Los parásitos —los organismos que obtienen su sustento de otros organismos vivos— han sido históricamente asociados con enfermedades y cuentan con pocos defensores pese a estar seriamente amenazados.
Esta mala prensa se debe, en parte, a que «la experiencia que la mayoría de la gente tiene con los parásitos es por haberlos tenido dentro de su cuerpo, ellos mismos o un miembro de su familia, un ser querido, o una mascota», le dice a BBC Mundo Chelsea Wood, experta en ecología de los parásitos de la Universidad de Washington, en Estados Unidos.
Wood, coautora de un estudio que incluye un detallado plan para conservar a estas diminutas criaturas, añade que «no son las cosas más placenteras de tener dentro de tu cuerpo, por eso es lógico que la gente los odie».
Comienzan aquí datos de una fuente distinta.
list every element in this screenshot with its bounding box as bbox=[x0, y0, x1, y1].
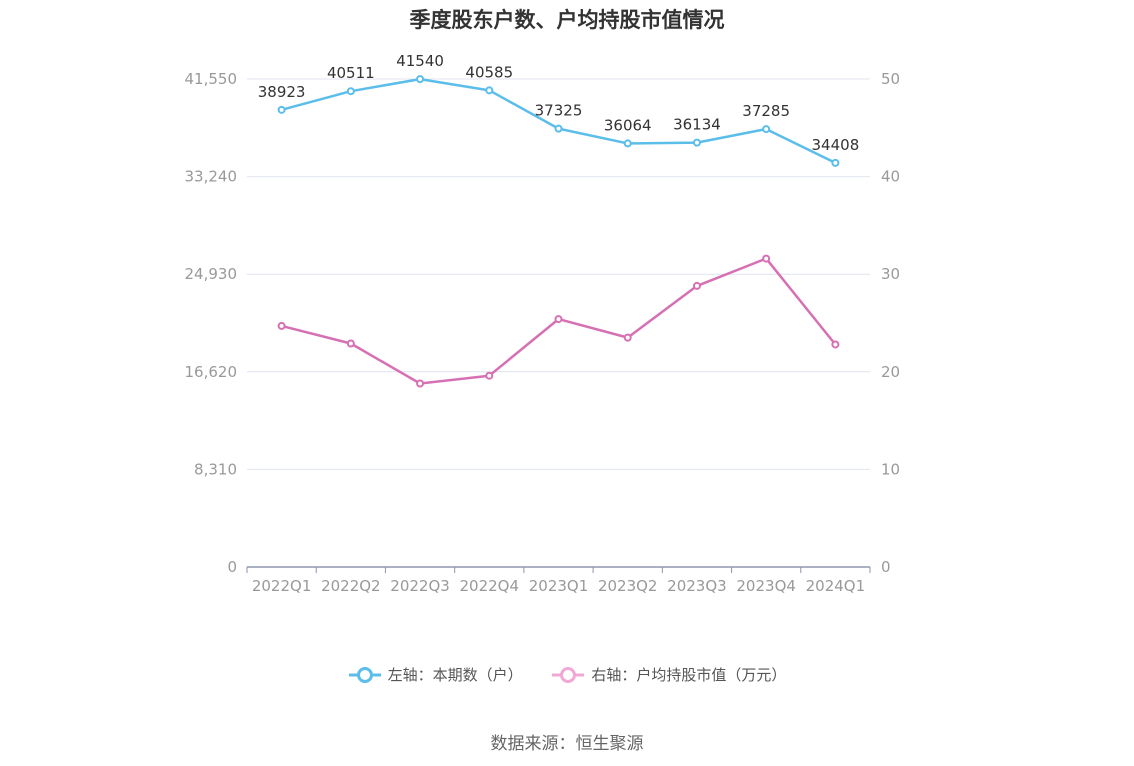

«Pero, en realidad, tenemos mucha menos experiencia en torno a ellos en el lugar donde son más comunes y más diversos: en la vida silvestre, que es donde realmente cumplen funciones muy importantes».
De hecho, solo un 4% de los parásitos conocidos puede infectar a los seres humanos.
Los servicios que prestan, en cambio, son invaluables. Entre ellos, que al igual que los depredadores mantienen controlada la abundancia de la población de su anfitrión.